HMAS Darwin, Narcotics Disposal Unit           
While deployed on Operation SLIPPER, the crew of HMAS Darwin seized several large caches of illegal narcotics; predominately heroin and hashish. Best practice standard operating procedures for disposal of narcotics involved casting the narcotics overboard, and required stringent personal protective equipment and limited personnel involved. Chief Petty Officer Anthony Walsh and Petty Officer Craig McCloy identified the need for an alternate method for disposing the narcotics due to the large amount of airborne particles. The solution had to be relatively simple and cost effective. A ‘wheelie bin’ and a locally manufactured ring sprayer were constructed using readily accessible materials. The narcotics are now fed into a disposal unit whereby water jets dissolve the narcotics and discharge the resultant slurry overboard.

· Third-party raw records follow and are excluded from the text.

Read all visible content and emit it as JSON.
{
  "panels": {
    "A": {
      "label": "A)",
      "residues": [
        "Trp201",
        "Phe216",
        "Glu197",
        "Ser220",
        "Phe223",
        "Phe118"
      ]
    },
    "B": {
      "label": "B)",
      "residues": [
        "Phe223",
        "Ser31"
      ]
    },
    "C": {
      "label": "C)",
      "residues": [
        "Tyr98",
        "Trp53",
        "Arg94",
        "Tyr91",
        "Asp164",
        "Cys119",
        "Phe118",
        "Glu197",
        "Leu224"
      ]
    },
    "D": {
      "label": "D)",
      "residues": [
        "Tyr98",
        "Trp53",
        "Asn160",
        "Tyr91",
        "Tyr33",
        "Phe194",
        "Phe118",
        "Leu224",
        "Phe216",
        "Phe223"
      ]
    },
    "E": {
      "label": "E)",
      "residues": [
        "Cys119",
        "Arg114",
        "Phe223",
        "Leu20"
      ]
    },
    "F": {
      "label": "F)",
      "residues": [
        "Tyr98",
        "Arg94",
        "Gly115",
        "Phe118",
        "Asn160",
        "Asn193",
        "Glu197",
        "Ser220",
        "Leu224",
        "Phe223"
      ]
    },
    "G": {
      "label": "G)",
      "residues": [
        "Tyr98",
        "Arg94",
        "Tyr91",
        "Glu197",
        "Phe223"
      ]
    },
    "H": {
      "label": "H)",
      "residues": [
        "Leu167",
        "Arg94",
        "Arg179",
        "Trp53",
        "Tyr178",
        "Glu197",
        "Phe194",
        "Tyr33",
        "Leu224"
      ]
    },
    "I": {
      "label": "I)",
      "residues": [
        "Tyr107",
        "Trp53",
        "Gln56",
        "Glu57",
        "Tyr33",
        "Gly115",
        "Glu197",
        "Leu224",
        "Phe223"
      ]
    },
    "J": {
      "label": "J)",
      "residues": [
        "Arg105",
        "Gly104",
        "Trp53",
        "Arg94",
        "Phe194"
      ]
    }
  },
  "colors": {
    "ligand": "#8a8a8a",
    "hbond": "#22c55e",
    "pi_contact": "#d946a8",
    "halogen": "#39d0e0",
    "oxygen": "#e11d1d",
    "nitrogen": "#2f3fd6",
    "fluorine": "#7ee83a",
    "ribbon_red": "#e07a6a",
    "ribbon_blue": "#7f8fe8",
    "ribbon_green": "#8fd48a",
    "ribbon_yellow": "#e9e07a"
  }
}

Maritime Safety Bureau and the Training Technology Support Unit – improved electrical safety awareness

Due to an increase in reported electrical safety incidents, an Electrical Safety Awareness package was developed within Maritime Safety Bureau and other Fleet resources. The package includes a comprehensive appreciation of the hazards of electricity in the workplace and was produced by the Training Technology Support Unit. The package was used as the focus of a Navy Safety Stand-down on electrical safety in 2014 and as a resource in the wider Defence arena.

Hazardous chemical usage and storage practices at HMAS Penguin

Due to the absence of a Command Safety Adviser at HMAS Penguin for a two-year period, there were shortcomings in safety compliance. In late 2013, Leading Seaman Cross accepted the role of Hazardous Chemicals Supervisor. With minimal guidance and direction Leading Seaman Cross took corrective action to rejuvenate hazardous chemical management base wide. This action involved unit and storage inspections, command reporting, tasking of required corrective action and the generation and communication of comprehensive base level policy. Leading Seaman Cross also drafted a comprehensive Commanding Officer Directive which has provided all units with an excellent guide for hazardous chemical management.  

Improvement to communications and incident reporting         

The process for notifying Work, Health and Safety incidents to the Commonwealth of Australia was inconsistent as the Joint Services Procedure between Defence Material Organisation and Australian Submarine Corporation was in its infancy. The challenge was to correctly capture and report all Work, Health and Safety incidents that occur at Australian Submarine Corporation and associated contractors. Able Seaman Wade Hardie developed comprehensive direct liaisons and communications providing stakeholders a useful and efficient process for incident reporting. As additional duties, Able Seaman Hardie attends Work, Health and Safety boards as the Navy representative and provides direct reporting to Command on all site incidents. The system would be beneficial for any similar department, organisation or industry where there are numerous stakeholders working on the same site.